Yurok Repatriation

 

Yurok Photo: Yurok Tribe – Rebecca James (right) discusses Yurok baskets with research specialist
Cara Fama at the Smithsonian Institution’s National Museum of the American Indian.

 

I just read a post on facebook from the National Museum of the American Indian that linked to this article regarding the repatriation of over 200 items to the Yurok Tribe. They are located downriver from the Karuk on the Klamath River. When I was in D.C. last fall, I saw the shelves with their cultural objects and heard that many of them were going to be returned. Although the Cultural Resource Center at the NMAI is an amazing facility, I was happy to imagine these items being freed from the institutional surroundings and having life breathed back into them. I do love museums, but when it comes to historic items, I always get a sense of sadness. This is true of both Western and Indigenous artifacts. It is kind of like viewing a gravesite. I get the sense that the focus becomes less about the people who created and owned the object than the item itself. But without context, the item is dead! (And there aren’t enough explanatory tags and recordings to do justice to most objects. Better to leave them a mystery than to skim a subject in the effort to create mass appeal.) Even worse, is the BODIES exhibit. It has been in Seattle a couple of times now, but I couldn’t bring myself to go. Luckily, I think the Seattle City Council passed something recently that would keep the exhibit from coming back. I’m not opposed to serious research at all.
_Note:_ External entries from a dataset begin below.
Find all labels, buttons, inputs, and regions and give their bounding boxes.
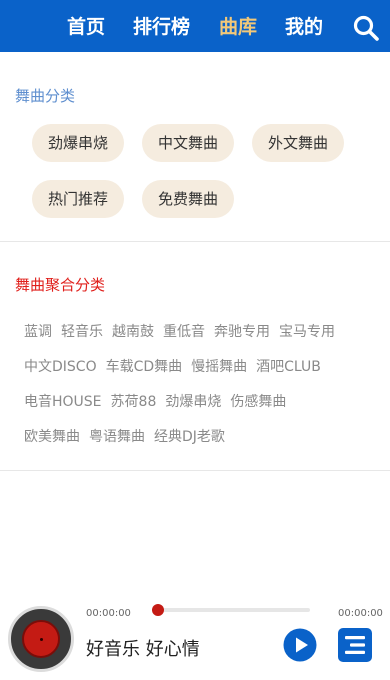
- genre-tag[interactable]: 苏荷88: [111, 390, 157, 414]
- genre-tag[interactable]: 慢摇舞曲: [191, 355, 247, 379]
- tab-home[interactable]: 首页: [67, 12, 105, 42]
- playlist-icon: [338, 628, 372, 662]
- song-title: 好音乐 好心情: [86, 639, 200, 660]
- category-pill[interactable]: 中文舞曲: [142, 124, 234, 162]
- top-nav-bar: 首页 排行榜 曲库 我的: [0, 0, 390, 52]
- genre-tag[interactable]: 经典DJ老歌: [154, 425, 225, 449]
- play-button[interactable]: [283, 628, 317, 662]
- play-icon: [283, 628, 317, 662]
- disc-hole: [40, 638, 43, 641]
- genre-tag[interactable]: 轻音乐: [61, 320, 103, 344]
- tab-mine[interactable]: 我的: [285, 12, 323, 42]
- genre-tag[interactable]: 伤感舞曲: [230, 390, 286, 414]
- progress-track[interactable]: [152, 608, 310, 612]
- disc-label: [22, 620, 60, 658]
- genre-tag[interactable]: 车载CD舞曲: [106, 355, 183, 379]
- category-section-title: 舞曲分类: [15, 87, 76, 105]
- genre-tag[interactable]: 劲爆串烧: [165, 390, 221, 414]
- category-pill[interactable]: 免费舞曲: [142, 180, 234, 218]
- section-divider: [0, 470, 390, 471]
- tab-library[interactable]: 曲库: [219, 12, 257, 42]
- section-divider: [0, 241, 390, 242]
- genre-tag[interactable]: 欧美舞曲: [24, 425, 80, 449]
- genre-tag[interactable]: 奔驰专用: [214, 320, 270, 344]
- playlist-button[interactable]: [338, 628, 372, 662]
- genre-tag[interactable]: 越南鼓: [112, 320, 154, 344]
- library-content: 舞曲分类 劲爆串烧 中文舞曲 外文舞曲 热门推荐 免费舞曲 舞曲聚合分类 蓝调轻…: [0, 52, 390, 600]
- genre-tag[interactable]: 宝马专用: [279, 320, 335, 344]
- category-pill[interactable]: 热门推荐: [32, 180, 124, 218]
- genre-tag[interactable]: 重低音: [163, 320, 205, 344]
- music-player-bar: 00:00:00 00:00:00 好音乐 好心情: [0, 600, 390, 680]
- category-pill[interactable]: 外文舞曲: [252, 124, 344, 162]
- tag-row: 电音HOUSE 苏荷88 劲爆串烧 伤感舞曲: [24, 390, 295, 414]
- search-icon: [353, 15, 379, 41]
- tag-row: 蓝调 轻音乐 越南鼓 重低音 奔驰专用 宝马专用: [24, 320, 344, 344]
- aggregate-section-title: 舞曲聚合分类: [15, 276, 106, 294]
- tag-row: 中文DISCO 车载CD舞曲 慢摇舞曲 酒吧CLUB: [24, 355, 330, 379]
- genre-tag[interactable]: 中文DISCO: [24, 355, 97, 379]
- vinyl-disc-icon[interactable]: [8, 606, 74, 672]
- total-time: 00:00:00: [338, 608, 383, 619]
- tab-charts[interactable]: 排行榜: [133, 12, 190, 42]
- search-button[interactable]: [352, 14, 380, 42]
- progress-knob[interactable]: [152, 604, 164, 616]
- tag-row: 欧美舞曲 粤语舞曲 经典DJ老歌: [24, 425, 234, 449]
- genre-tag[interactable]: 电音HOUSE: [24, 390, 102, 414]
- genre-tag[interactable]: 粤语舞曲: [89, 425, 145, 449]
- category-pill[interactable]: 劲爆串烧: [32, 124, 124, 162]
- genre-tag[interactable]: 蓝调: [24, 320, 52, 344]
- genre-tag[interactable]: 酒吧CLUB: [256, 355, 321, 379]
- current-time: 00:00:00: [86, 608, 131, 619]
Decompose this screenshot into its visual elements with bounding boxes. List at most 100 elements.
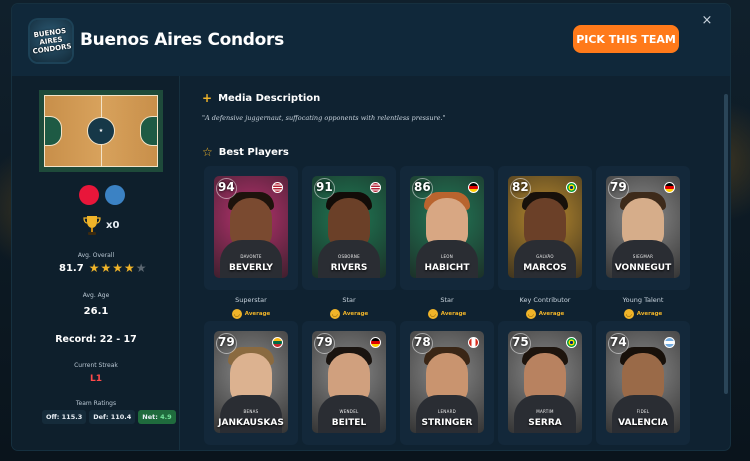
player-rating: 79 — [316, 335, 333, 349]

But some things just aren’t appropriate for entertainment purposes.

 

With my own art, I’ve given a lot of thought to what may happen to the items I create. As an artist, I certainly understand that once something is out of my hands, it is embarking on it’s own path. Where will these things end up? Perhaps centuries from now, they may end up on “life support” in a museum somewhere at the hands of well-meaning, overzealous curators? Maybe museums and other cultural institutions are now the new “families” that are supposed to keep these things safe. It is hard to say. I do know that while a part of me worries about using archival quality materials, another part of me really likes the thought of using materials that will decay over time. Nothing lasts forever.